The main part is the script called run-example. This script will download Hadoop and Solr and start both of them. It will then run a map-reduce job and build an index from the included sample twitter data. Finally, the indexes will be deployed to the Solr cluster via the GoLive feature.
The script is meant as both a way to quickly see something working and as a reference for building Solr indexes on your real Hadoop cluster.
This is not an example of good production settings! This setup is meant for a single node demo system.
Download the repository files using the 'Download ZIP' button and extract them to a new directory.

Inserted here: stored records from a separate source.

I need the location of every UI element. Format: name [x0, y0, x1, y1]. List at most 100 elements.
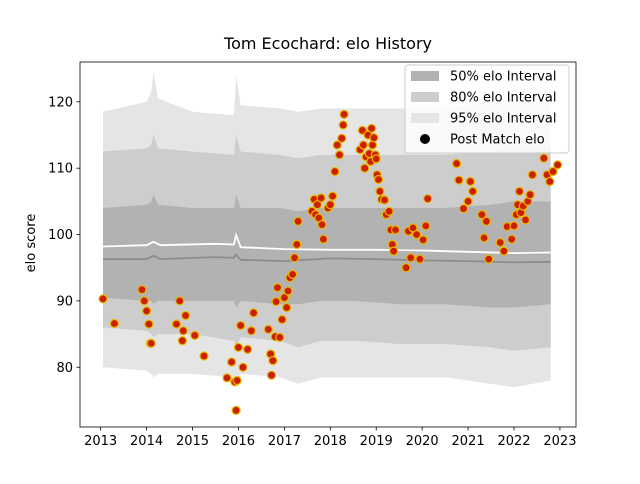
- post-match-elo-point: [389, 246, 399, 256]
- post-match-elo-point: [328, 191, 338, 201]
- post-match-elo-point: [358, 140, 368, 150]
- post-match-elo-point: [367, 140, 378, 150]
- post-match-elo-point: [484, 254, 494, 264]
- post-match-elo-point: [268, 356, 278, 366]
- y-axis-label: elo score: [24, 214, 39, 273]
- post-match-elo-point: [458, 204, 469, 214]
- x-tick-label: 2015: [176, 434, 209, 449]
- band-50-interval: [103, 194, 551, 308]
- post-match-elo-point: [360, 163, 370, 173]
- post-match-elo-point: [337, 133, 347, 143]
- axes-frame: [79, 61, 577, 428]
- post-match-elo-point: [246, 326, 256, 336]
- post-match-elo-point: [238, 362, 248, 372]
- legend-swatch: [411, 71, 439, 81]
- post-match-elo-point: [415, 254, 425, 264]
- post-match-elo-point: [275, 332, 285, 342]
- x-tick-label: 2023: [543, 434, 576, 449]
- post-match-elo-point: [233, 342, 243, 352]
- post-match-elo-point: [271, 297, 281, 307]
- legend-swatch: [411, 113, 439, 123]
- mean-elo-line: [102, 232, 551, 255]
- y-tick-label: 80: [56, 361, 73, 376]
- post-match-elo-point: [137, 285, 147, 295]
- post-match-elo-point: [332, 140, 342, 150]
- post-match-elo-point: [243, 344, 253, 354]
- post-match-elo-point: [406, 253, 416, 263]
- chart-title: Tom Ecochard: elo History: [223, 34, 432, 53]
- post-match-elo-point: [477, 210, 487, 220]
- post-match-elo-point: [548, 166, 558, 177]
- post-match-elo-point: [421, 221, 431, 231]
- post-match-elo-point: [181, 310, 191, 321]
- median-elo-line: [103, 253, 551, 264]
- post-match-elo-point: [144, 319, 154, 329]
- post-match-elo-point: [390, 225, 401, 235]
- x-tick-label: 2016: [222, 434, 255, 449]
- post-match-elo-point: [499, 246, 509, 256]
- post-match-elo-point: [334, 150, 345, 160]
- axes-layer: 2013 2014 2015 2016 2017 2018 2019 2020 2021 2022…: [48, 61, 577, 449]
- legend-entry: 80% elo Interval: [411, 91, 557, 106]
- y-tick-label: 120: [48, 95, 73, 110]
- x-tick-label: 2013: [84, 434, 117, 449]
- legend: 50% elo Interval 80% elo Interval 95% elo …: [404, 64, 570, 154]
- post-match-elo-point: [171, 319, 181, 329]
- post-match-elo-point: [272, 283, 283, 293]
- post-match-elo-point: [199, 351, 209, 361]
- x-tick-label: 2014: [130, 434, 163, 449]
- post-match-elo-point: [525, 190, 535, 200]
- post-match-elo-point: [384, 206, 394, 216]
- post-match-elo-point: [98, 294, 108, 304]
- post-match-elo-point: [552, 160, 563, 170]
- post-match-elo-point: [495, 237, 505, 248]
- post-match-elo-point: [412, 229, 422, 240]
- post-match-elo-point: [418, 235, 428, 245]
- x-tick-label: 2022: [497, 434, 530, 449]
- y-tick-label: 90: [56, 294, 73, 309]
- post-match-elo-point: [146, 338, 156, 348]
- post-match-elo-point: [109, 318, 120, 329]
- post-match-elo-point: [293, 216, 303, 226]
- post-match-elo-point: [292, 239, 302, 250]
- y-tick-label: 110: [48, 162, 73, 177]
- post-match-elo-point: [266, 370, 277, 380]
- post-match-elo-point: [317, 220, 327, 230]
- post-match-elo-point: [178, 326, 188, 336]
- post-match-elo-point: [481, 216, 491, 226]
- post-match-elo-point: [465, 176, 475, 187]
- post-match-elo-point: [222, 373, 232, 383]
- post-match-elo-point: [175, 296, 185, 306]
- post-match-elo-point: [520, 215, 531, 225]
- post-match-elo-point: [373, 174, 384, 185]
- post-match-elo-point: [283, 286, 293, 296]
- legend-entry: 95% elo Interval: [411, 112, 557, 127]
- post-match-elo-point: [527, 170, 538, 180]
- post-match-elo-point: [231, 405, 241, 415]
- post-match-elo-point: [190, 330, 200, 340]
- x-tick-label: 2017: [268, 434, 301, 449]
- post-match-elo-point: [277, 314, 287, 325]
- post-match-elo-point: [369, 133, 379, 143]
- x-tick-label: 2018: [314, 434, 347, 449]
- x-tick-label: 2019: [360, 434, 393, 449]
- post-match-elo-point: [509, 221, 519, 231]
- legend-label: 80% elo Interval: [450, 91, 557, 106]
- legend-label: 50% elo Interval: [450, 70, 557, 85]
- y-tick-label: 100: [48, 228, 73, 243]
- post-match-elo-point: [463, 196, 473, 206]
- post-match-elo-point: [289, 253, 300, 263]
- legend-label: 95% elo Interval: [450, 112, 557, 127]
- post-match-elo-point: [454, 175, 464, 185]
- post-match-elo-point: [177, 336, 187, 346]
- post-match-elo-point: [468, 186, 478, 196]
- x-tick-label: 2020: [406, 434, 439, 449]
- post-match-elo-point: [249, 308, 259, 318]
- legend-label: Post Match elo: [450, 133, 545, 148]
- post-match-elo-point: [452, 158, 462, 169]
- post-match-elo-point: [139, 296, 149, 306]
- post-match-elo-point: [330, 166, 340, 177]
- post-match-elo-point: [316, 193, 326, 203]
- post-match-elo-point: [539, 153, 549, 163]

From that directory, run the included run-example.sh script and sit back and watch.
bash run-example.sh
Run the included stop script.
bash stop-example.sh
run-example.sh - the main script that downloads and runs everything
stop-example.sh - a script to stop the services started by run-example.sh
log4j.properties - the log4j config file attached to the map-reduce job
readAvroContainer.conf - a Morphline for reading avro files
sample-statuses-20120906-141433-medium.avro - sample Twitter format data
schema.xml - a schema for the sample Twitter formated data
This is currently using:
Hadoop 2.2.0
A recent nightly build of Solr 4X trunk
Solr http://127.0.0.1:8983/solr NameNode http://127.0.0.1:50075 Yarn http://127.0.0.1:8042
Running Solr on HDFS - https://cwiki.apache.org/confluence/display/solr/Running+Solr+on+HDFS
Morphlines - http://kitesdk.org/docs/current/kite-morphlines/index.html
Most logs and files will be created in /tmp/solr-map-reduce - anything not found there should be under the Solr-map-reduce-example directory itself.
There are two inefficient waits in the script - after we start HDFS and after we start Solr, we naively wait.